Les télévisions locales ont cet atout essentiel d'être des structures souples, aux coûts de fonctionnement comparativement très inférieurs à ceux des médias nationaux. Leur programmation spécifique leur confère une identité propre, dont votre rapporteur spécial préconise qu'elle soit reconnue par une procédure souple de labellisation.

Les difficultés pourtant rencontrées par les télévisions locales en France constituent une exception européenne. Certes, les télévisions locales connaissent aussi des problèmes financiers dans d'autres pays, notamment en Grande-Bretagne où la dualité entre les réseaux public et privé reste prédominante, ou encore aux Pays-Bas et en Suède. Toutefois, le réseau français se caractérise également par la faiblesse du nombre de chaînes locales, tout particulièrement pour les télévisions analogiques hertziennes et s'agissant de l'accès des télévisions de proximité à la TNT.

Votre rapporteur spécial se félicite néanmoins que le retard français commence à être comblé grâce à une prise de conscience de l'ensemble des acteurs concernés, qu'il s'agisse du CSA qui a lancé des appels à candidatures plus nombreux depuis 2002, ou des investisseurs privés et des annonceurs publicitaires qui découvrent un nouveau vecteur de diversification de leurs activités, aux perspectives de rentabilité réelles. La presse quotidienne régionale, longtemps circonspecte, a compris les synergies qui pouvaient être déployées par son association étroite à la création des télévisions locales.

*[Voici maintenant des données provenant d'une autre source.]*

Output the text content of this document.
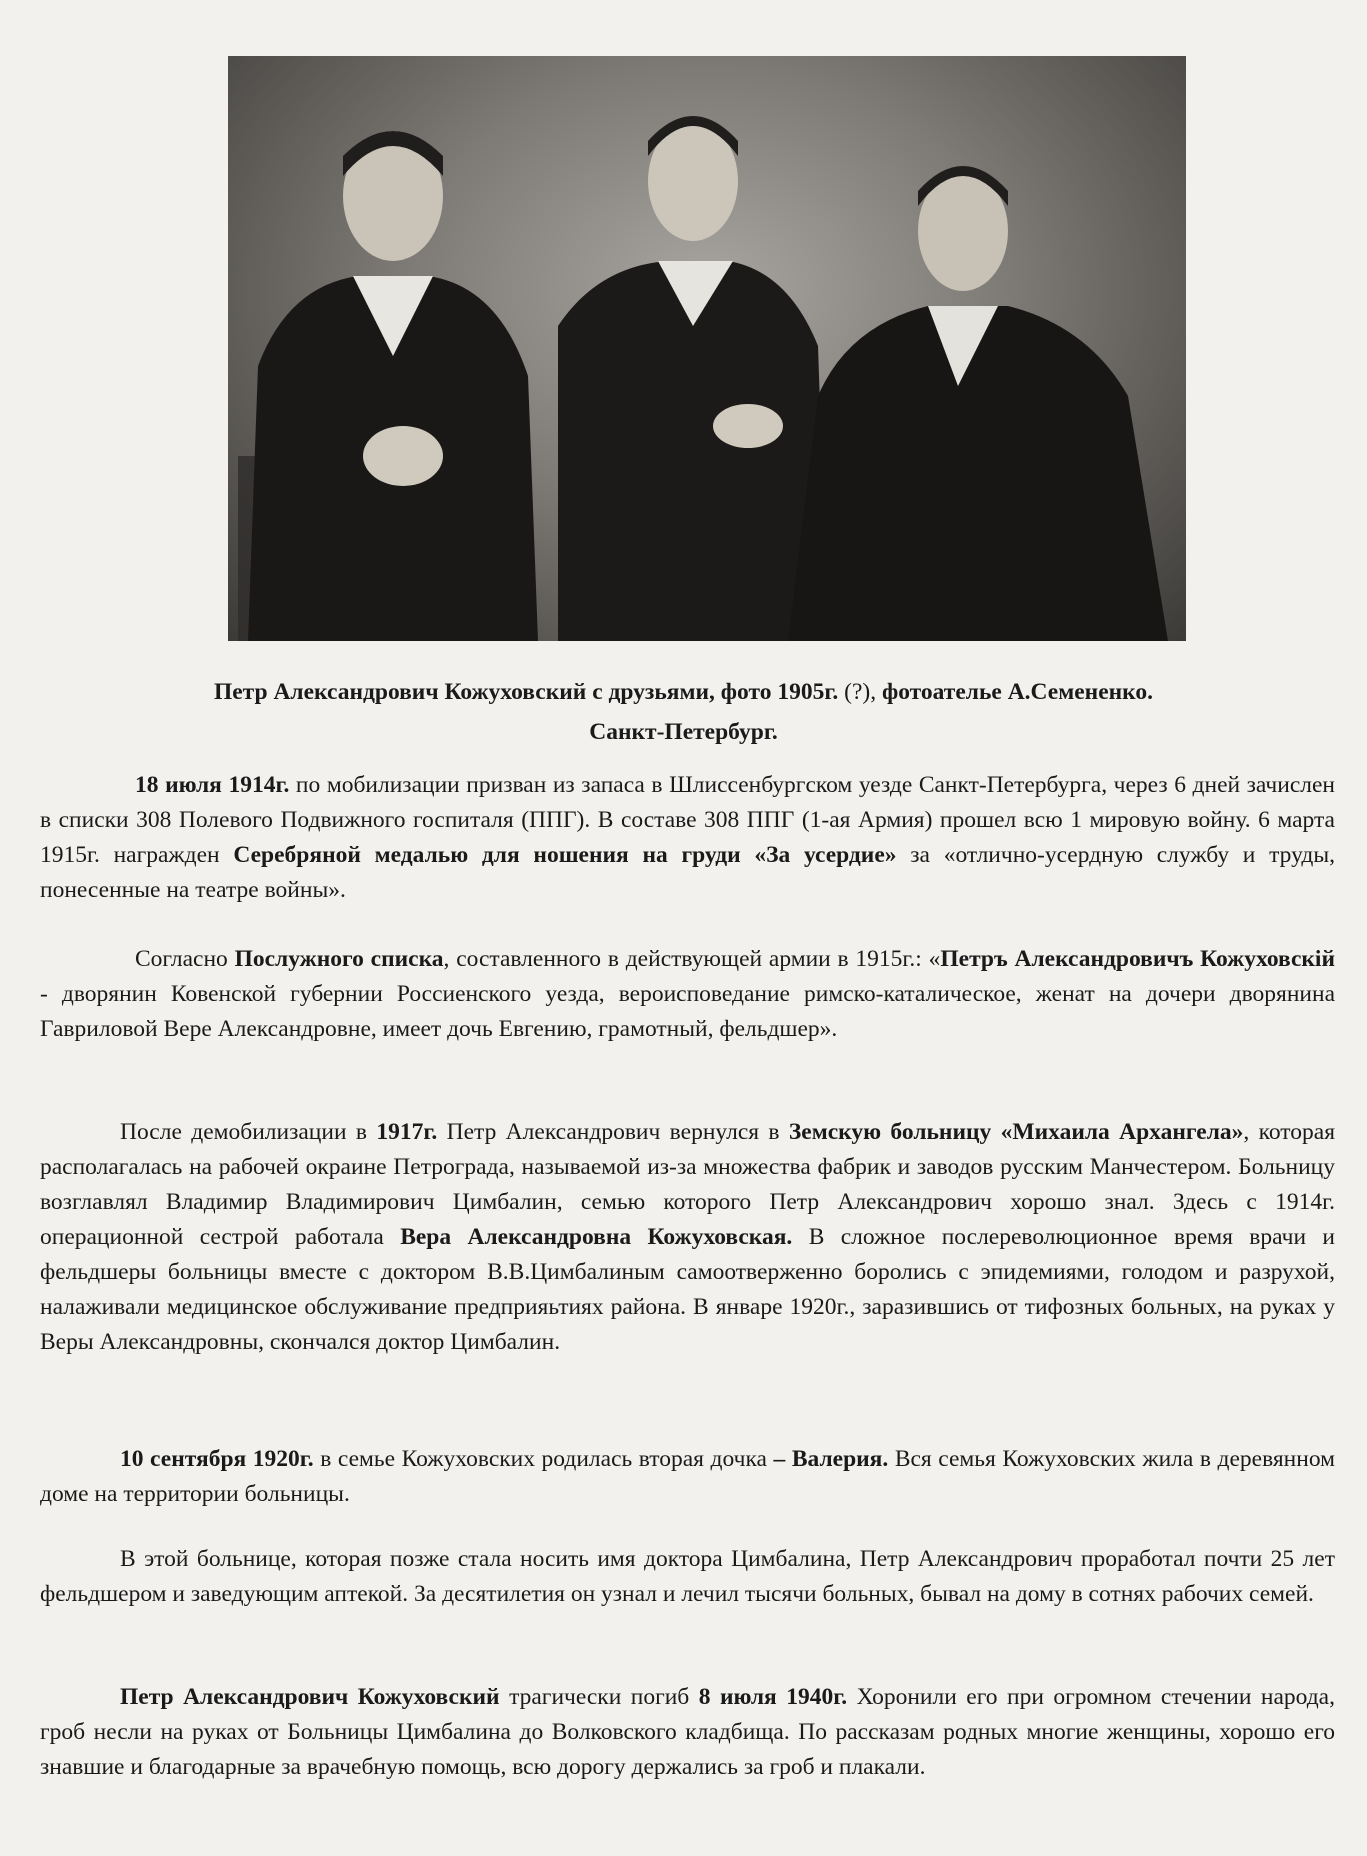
Петр Александрович Кожуховский с друзьями, фото 1905г. (?), фотоателье А.Семененко.
Санкт-Петербург.

18 июля 1914г. по мобилизации призван из запаса в Шлиссенбургском уезде Санкт-Петербурга, через 6 дней зачислен в списки 308 Полевого Подвижного госпиталя (ППГ). В составе 308 ППГ (1-ая Армия) прошел всю 1 мировую войну. 6 марта 1915г. награжден Серебряной медалью для ношения на груди «За усердие» за «отлично-усердную службу и труды, понесенные на театре войны».

Согласно Послужного списка, составленного в действующей армии в 1915г.: «Петръ Александровичъ Кожуховскій - дворянин Ковенской губернии Россиенского уезда, вероисповедание римско-каталическое, женат на дочери дворянина Гавриловой Вере Александровне, имеет дочь Евгению, грамотный, фельдшер».

После демобилизации в 1917г. Петр Александрович вернулся в Земскую больницу «Михаила Архангела», которая располагалась на рабочей окраине Петрограда, называемой из-за множества фабрик и заводов русским Манчестером. Больницу возглавлял Владимир Владимирович Цимбалин, семью которого Петр Александрович хорошо знал. Здесь с 1914г. операционной сестрой работала Вера Александровна Кожуховская. В сложное послереволюционное время врачи и фельдшеры больницы вместе с доктором В.В.Цимбалиным самоотверженно боролись с эпидемиями, голодом и разрухой, налаживали медицинское обслуживание предприяьтиях района. В январе 1920г., заразившись от тифозных больных, на руках у Веры Александровны, скончался доктор Цимбалин.

10 сентября 1920г. в семье Кожуховских родилась вторая дочка – Валерия. Вся семья Кожуховских жила в деревянном доме на территории больницы.

В этой больнице, которая позже стала носить имя доктора Цимбалина, Петр Александрович проработал почти 25 лет фельдшером и заведующим аптекой. За десятилетия он узнал и лечил тысячи больных, бывал на дому в сотнях рабочих семей.

Петр Александрович Кожуховский трагически погиб 8 июля 1940г. Хоронили его при огромном стечении народа, гроб несли на руках от Больницы Цимбалина до Волковского кладбища. По рассказам родных многие женщины, хорошо его знавшие и благодарные за врачебную помощь, всю дорогу держались за гроб и плакали.
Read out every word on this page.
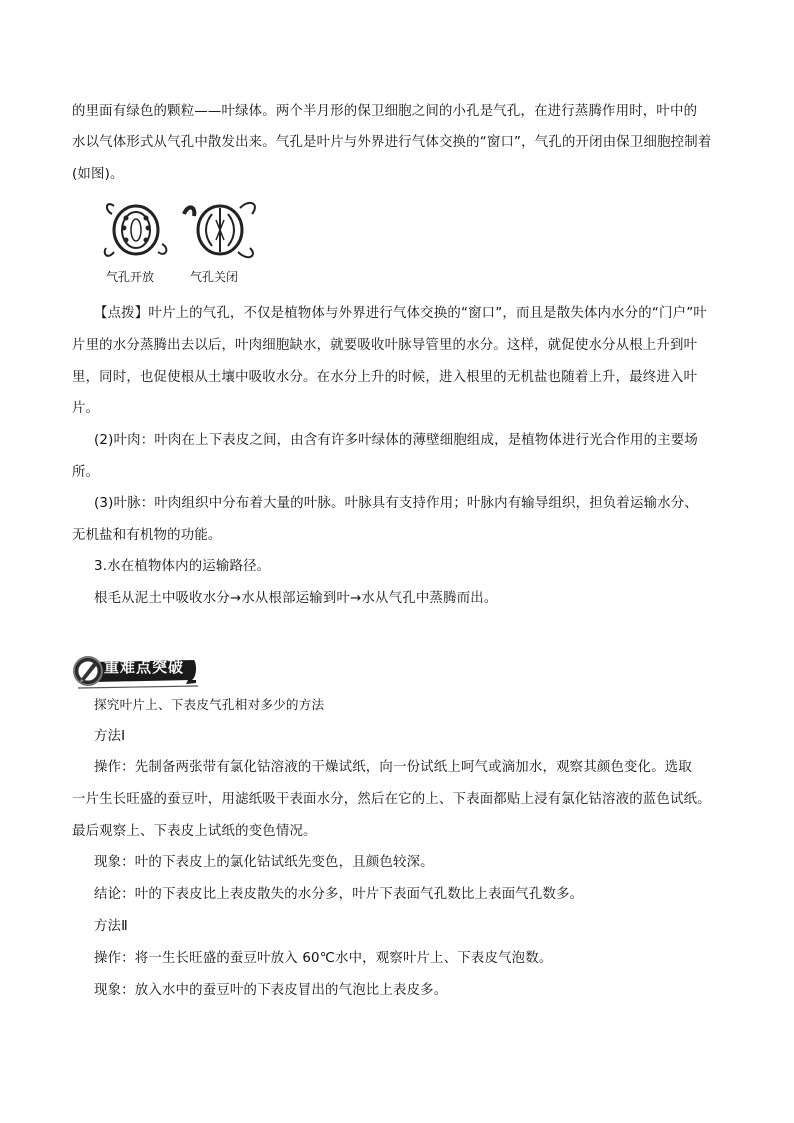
的里面有绿色的颗粒——叶绿体。两个半月形的保卫细胞之间的小孔是气孔，在进行蒸腾作用时，叶中的
水以气体形式从气孔中散发出来。气孔是叶片与外界进行气体交换的“窗口”，气孔的开闭由保卫细胞控制着
(如图)。
气孔开放	气孔关闭
【点拨】叶片上的气孔，不仅是植物体与外界进行气体交换的“窗口”，而且是散失体内水分的“门户”叶
片里的水分蒸腾出去以后，叶肉细胞缺水，就要吸收叶脉导管里的水分。这样，就促使水分从根上升到叶
里，同时，也促使根从土壤中吸收水分。在水分上升的时候，进入根里的无机盐也随着上升，最终进入叶
片。
(2)叶肉：叶肉在上下表皮之间，由含有许多叶绿体的薄壁细胞组成，是植物体进行光合作用的主要场
所。
(3)叶脉：叶肉组织中分布着大量的叶脉。叶脉具有支持作用；叶脉内有输导组织，担负着运输水分、
无机盐和有机物的功能。
3.水在植物体内的运输路径。
根毛从泥土中吸收水分→水从根部运输到叶→水从气孔中蒸腾而出。
重难点突破
探究叶片上、下表皮气孔相对多少的方法
方法Ⅰ
操作：先制备两张带有氯化钴溶液的干燥试纸，向一份试纸上呵气或滴加水，观察其颜色变化。选取
一片生长旺盛的蚕豆叶，用滤纸吸干表面水分，然后在它的上、下表面都贴上浸有氯化钴溶液的蓝色试纸。
最后观察上、下表皮上试纸的变色情况。
现象：叶的下表皮上的氯化钴试纸先变色，且颜色较深。
结论：叶的下表皮比上表皮散失的水分多，叶片下表面气孔数比上表面气孔数多。
方法Ⅱ
操作：将一生长旺盛的蚕豆叶放入 60℃水中，观察叶片上、下表皮气泡数。
现象：放入水中的蚕豆叶的下表皮冒出的气泡比上表皮多。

Mais le succès des télévisions locales en France suppose que la France soit présente au rendez-vous. Le cadre législatif et réglementaire d'intervention des collectivités territoriales a toutefois été clarifié depuis 2000. Toutefois, seul un soutien public fort est de nature à garantir que les télévisions locales ne soient pas les grandes oubliées du changement technologique qui affecte l'ensemble du secteur audiovisuel. La TNT offre des perspectives de diminution drastique des coûts de diffusion, mais encore faut-il que la présence des télévisions locales sur ce nouveau support soit effectivement assurée et que les coûts liés au réaménagement des fréquences ne soient pas prohibitifs. Les attributions de fréquences hertziennes analogiques s'accélèrent, mais l'Ile-de-France ne doit pas être la seule région de France à ne pas bénéficier de ce nouveau média de proximité, si l'on fait abstraction des télévisions du câble.

La France a les moyens de répondre à l'attente de nos concitoyens d'une télévision plus proche de leurs attentes et de leurs préoccupations quotidiennes, ancrée dans les territoires et traduisant l'idéal d'une démocratie décentralisée. Cependant, les collectivités publiques doivent jouer leur rôle en aidant au démarrage des télévisions locales, ce qui implique d'envisager la création d'un fonds d'amorçage ou encore de pérenniser le dispositif différencié d'ouverture des secteurs interdits de publicité, au profit des télévisions locales.